Starting on Friday of last week, my spring fever began to kick in. Every year without fail I get a yearning to be outside, to grow things, to commune with nature. Like clockwork, around Easter I must go buy plants. Why Easter you ask? Because my grandmother Viola always said that no matter what day Easter is on, it can freeze until then. So off I went on Good Friday in search of new plants and dreaming of my garden.
The only problem? I do not have a green thumb. You say sure....you don't believe me? I really don't. I have a horrible track record. While most people that can't garden may give up and rely on a gardener, I refuse. I will persist and one day I will be a great gardener. You may think that I am crazy, but this year I can actually feel it. I think it will be the year that I will overcome my black thumb and cultivate plants successfully. This year is different because my mother will help me. She will guide me in the ways of plants and watering and sun/shade...so very basic but all too easy to screw up. I am excited for this year.
So excited that over the weekend I had a divine plant idea. It's actually almost romantic when it comes down to it. Looking into my grandfather's back yard in San Antonio on Saturday I gazed upon one of the largest and most beautiful rose bushes I have ever seen.
I have been to my grandfather's house so many times over the past 10 years but ever since "growing up," there wasn't a need to go back there anymore. Well this year was different. I knew that there were roses back there...I remembered that from my childhood. I actually went back there in search of something to draw. The roses that I found were so different than I remembered.
Gorgeous ivory garden roses with a touch of soft pink that smell like heaven. There were probably at least fifty on the enormous bush that was over 10 feet wide. I selected the specimen that I wanted to draw and set myself inside at my grandfather's kitchen table. I began to draw.
While I was drawing, I sense of completeness came over me. I remembered that this was my grandmother Charlotte's rose bush. My grandmother Charlotte is my dad's mother that passed away before I was born. I really think that she is where a lot of my creativity and love of working with my hands comes from. She was a sewer, a painter, a knitter, a cook and so much more.
A funny story about her: One day, after my parents had been married for quite a while, they called my pop-pop and grandma Charlotte and said that they had something to tell them. Thinking "oh boy! They are having a baby!," she knit baby booties. Only when they came, she found out that she had knit the booties for a new car. So typical of my parents. They ended up waiting 14 years after getting married to have me. By this point, it was too late for me to meet her.
So while I was drawing, I had the idea: I want to cultivate a rose bush from my grandmothers; a way to keep her memory with me, to touch and nurture something that she once did. Only one little problem...my black thumb. I now set out with a new goal for the day...find out how.

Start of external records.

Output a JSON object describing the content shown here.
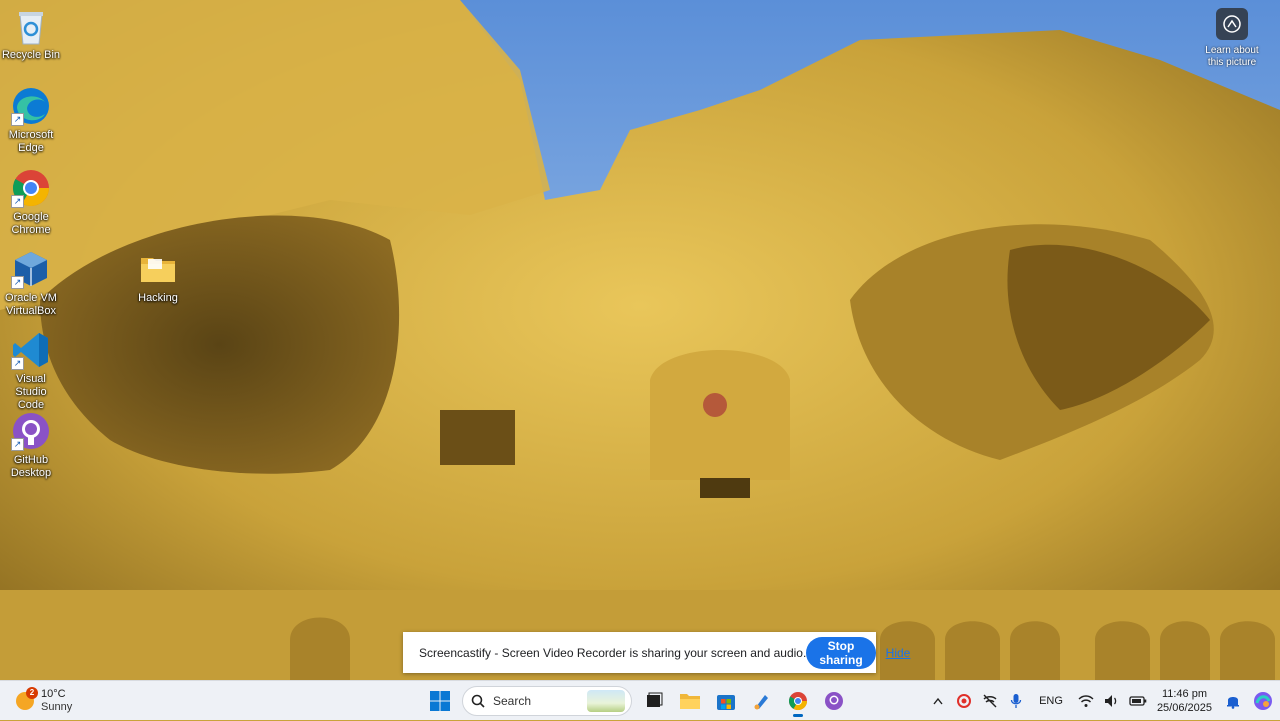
{
  "desktop": {
    "icons": [
      {
        "label": "Recycle Bin",
        "icon": "recycle-bin-icon"
      },
      {
        "label": "Microsoft\nEdge",
        "icon": "edge-icon"
      },
      {
        "label": "Google\nChrome",
        "icon": "chrome-icon"
      },
      {
        "label": "Oracle VM\nVirtualBox",
        "icon": "virtualbox-icon"
      },
      {
        "label": "Visual Studio\nCode",
        "icon": "vscode-icon"
      },
      {
        "label": "GitHub\nDesktop",
        "icon": "github-desktop-icon"
      },
      {
        "label": "Hacking",
        "icon": "folder-icon"
      }
    ],
    "learn_about": "Learn about\nthis picture"
  },
  "share_bar": {
    "message": "Screencastify - Screen Video Recorder is sharing your screen and audio.",
    "stop_label": "Stop sharing",
    "hide_label": "Hide"
  },
  "taskbar": {
    "weather": {
      "temp": "10°C",
      "condition": "Sunny",
      "badge": "2"
    },
    "search_placeholder": "Search",
    "apps": [
      "start-icon",
      "search",
      "task-view-icon",
      "file-explorer-icon",
      "microsoft-store-icon",
      "paint-icon",
      "chrome-icon",
      "github-desktop-icon"
    ],
    "tray": {
      "language": "ENG",
      "time": "11:46 pm",
      "date": "25/06/2025"
    }
  },
  "colors": {
    "accent": "#1a73e8",
    "taskbar_bg": "#eef1f6"
  }
}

At dinner, my aunt Donna, eldest of my father's siblings, recalled how her grandmother taught her to propagate roses. First she said, to make sure that the knotted parts and buried in the soil. Then she said that you put a jar over it. Huh? OK, I'll try that.
But I also came home and watched You Tube videos about rose propagation and learned that you can just stick them in water or in soil. The one you put into soil they suggested to put the cut part in honey. So I'll try that too.
So now I have many different clippings experimentally propagating and I am hoping that at least one works. I want so badly to grow these beautiful roses that were my grandmothers. I want to have them for my children and for theirs to pass along this family plant, the joy and beauty that it brings to the world. A living heirloom.
But first I must get it to root. Any other suggestions to try?